Digitale Chancen für das Abfallmanagement in Schwellen- und Entwicklungsländern

In den Regionen der Welt, in denen ein etabliertes Abfallmanagement und somit auch eine regelmäßige Ansteuerung von Haushalten durch eine Müllabfuhr noch Fehlanzeige sind, hat der digitale Fortschritt eine besondere Bedeutung. Vielleicht ist er die einzige Chance für eine erweiterte Produzentenverantwortung.

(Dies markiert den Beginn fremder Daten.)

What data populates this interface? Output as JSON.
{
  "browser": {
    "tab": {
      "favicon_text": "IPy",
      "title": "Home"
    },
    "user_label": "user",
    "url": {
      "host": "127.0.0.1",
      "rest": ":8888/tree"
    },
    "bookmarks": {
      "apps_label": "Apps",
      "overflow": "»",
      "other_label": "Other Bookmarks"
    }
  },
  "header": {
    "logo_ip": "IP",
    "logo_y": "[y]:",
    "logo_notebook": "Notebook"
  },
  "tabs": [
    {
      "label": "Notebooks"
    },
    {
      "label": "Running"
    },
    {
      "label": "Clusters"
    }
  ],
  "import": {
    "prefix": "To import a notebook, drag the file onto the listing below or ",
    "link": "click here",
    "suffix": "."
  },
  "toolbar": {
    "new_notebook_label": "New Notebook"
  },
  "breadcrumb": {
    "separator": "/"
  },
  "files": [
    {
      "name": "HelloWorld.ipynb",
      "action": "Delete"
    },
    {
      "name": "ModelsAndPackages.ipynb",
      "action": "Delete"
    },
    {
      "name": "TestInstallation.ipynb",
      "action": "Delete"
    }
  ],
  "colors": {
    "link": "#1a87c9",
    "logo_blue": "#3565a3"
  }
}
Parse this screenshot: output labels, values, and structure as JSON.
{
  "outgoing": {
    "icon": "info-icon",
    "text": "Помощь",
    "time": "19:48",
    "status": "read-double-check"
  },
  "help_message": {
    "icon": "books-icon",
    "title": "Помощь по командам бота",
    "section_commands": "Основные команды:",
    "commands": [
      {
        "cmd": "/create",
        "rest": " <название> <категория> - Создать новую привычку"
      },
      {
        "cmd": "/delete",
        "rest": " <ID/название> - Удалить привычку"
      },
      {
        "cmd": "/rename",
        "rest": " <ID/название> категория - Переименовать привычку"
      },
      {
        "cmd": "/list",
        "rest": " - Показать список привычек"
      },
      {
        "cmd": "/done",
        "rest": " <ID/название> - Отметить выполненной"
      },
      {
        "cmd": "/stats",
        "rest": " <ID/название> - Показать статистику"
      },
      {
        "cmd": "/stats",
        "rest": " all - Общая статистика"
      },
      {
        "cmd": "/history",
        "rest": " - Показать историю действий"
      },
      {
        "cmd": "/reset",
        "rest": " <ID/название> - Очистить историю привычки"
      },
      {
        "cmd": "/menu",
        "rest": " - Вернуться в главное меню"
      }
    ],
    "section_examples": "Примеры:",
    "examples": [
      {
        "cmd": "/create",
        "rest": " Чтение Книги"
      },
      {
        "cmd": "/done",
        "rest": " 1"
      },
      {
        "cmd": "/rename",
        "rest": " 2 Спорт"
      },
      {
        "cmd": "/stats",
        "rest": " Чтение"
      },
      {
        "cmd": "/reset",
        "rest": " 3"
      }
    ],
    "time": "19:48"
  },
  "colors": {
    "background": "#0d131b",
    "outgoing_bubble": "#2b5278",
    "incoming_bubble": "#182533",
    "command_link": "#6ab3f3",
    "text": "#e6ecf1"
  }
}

So ergab die Analyse Digital Dividens in Plastic Recycling aus dem Jahr 2021, gefördert durch die britische Regierung, dass 60 Prozent der 63 untersuchten digitalen Anwendungen in Afrika, Südasien und Südostasien dem übergeordneten Zweck dienen, abfallproduzierende Haushalte und Unternehmen mit Abfallsammlern und Recyclern zusammenzubringen – in den meisten Fällen per App. (1)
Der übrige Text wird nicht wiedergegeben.